28/03/2019 12h40Atualizada em 28/03/2019 12h40

O ministro Edson Fachin, do STF (Supremo Tribunal Federal), pediu informações ao presidente do Supremo, ministro Dias Toffoli, sobre o inquérito aberto para apurar supostas notícias falsas, ofensas e ameaças aos ministros do tribunal.

Fachin também solicitou que a AGU (Advocacia-Geral da União) e a PGR (Procuradoria-Geral da República) se manifestem sobre a questão.

O ministro é relator de uma ação movida pelo partido Rede Sustentabilidade que questiona a abertura do inquérito pelo presidente do Supremo. O partido defende que a abertura do inquérito seja anulada.

Para a Rede, por ter sido instaurado sob sigilo e sem a divulgação dos fatos investigados, o inquérito poderia servir para perseguir críticos do Supremo. O partido comparou a medida à edição do AI-5 pela ditadura militar de 1964.

A publicação do AI-5 (Ato Institucional nº 5), de 1968, marcou a abertura da fase mais autoritária e violenta da ditadura militar brasileira (1964-1985). Por meio dele, o governo fechou o Congresso, cassou mandatos e suspendeu o direito de habeas corpus para crimes políticos.

A forma como Toffoli conduziu o tema tem dividido a Corte, e alguns ministros apresentaram publicamente ressalvas às medidas adotadas.

Toffoli abriu o inquérito de ofício, ou seja, sem provocação de um outro órgão, como o Ministério Público.

Além disso, o presidente do STF designou o ministro Alexandre de Moraes para presidir a investigação sem sorteio. Normalmente os processos são distribuídos aos ministros a partir de um sorteio feito por um sistema eletrônico.

Na portaria em que instaura o inquérito, Toffoli não menciona fatos específicos. O presidente do STF cita "a existência de notícias fraudulentas [fake news], denunciações caluniosas, ameaças e infrações revestidas de animus calumniandi, diffamandi e injuriandi, que atingem a honorabilidade e a segurança do Supremo Tribunal Federal, de seus membros e familiares".

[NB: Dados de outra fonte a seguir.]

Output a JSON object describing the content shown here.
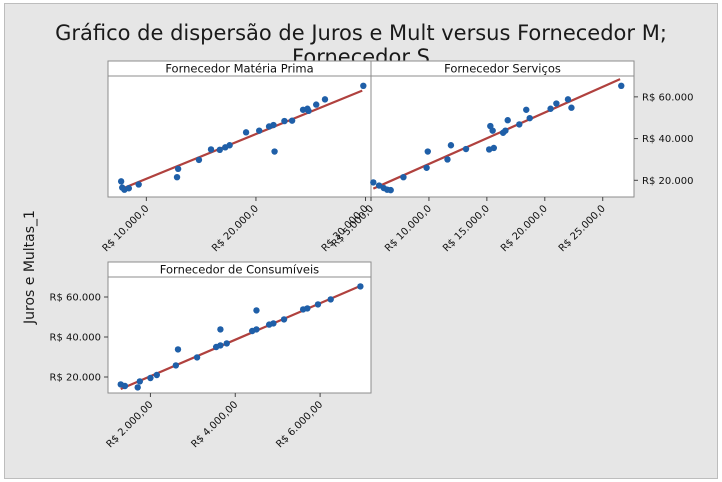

Segundo a Rede, os trechos do regimento do STF mencionados por Toffoli para embasar a abertura da investigação podem ser aplicados apenas ao poder de investigação de crimes ocorridos nas dependências do STF e contra autoridade que tenha foro privilegiado perante o Supremo, como os próprios ministros ou parlamentares federais.

Na portaria de abertura do inquérito, Toffoli menciona o artigo 43 do Regimento Interno do STF: "Ocorrendo infração à lei penal na sede ou dependência do Tribunal, o presidente instaurará inquérito, se envolver autoridade ou pessoa sujeita à sua jurisdição, ou delegará esta atribuição a outro ministro", diz o trecho do regimento.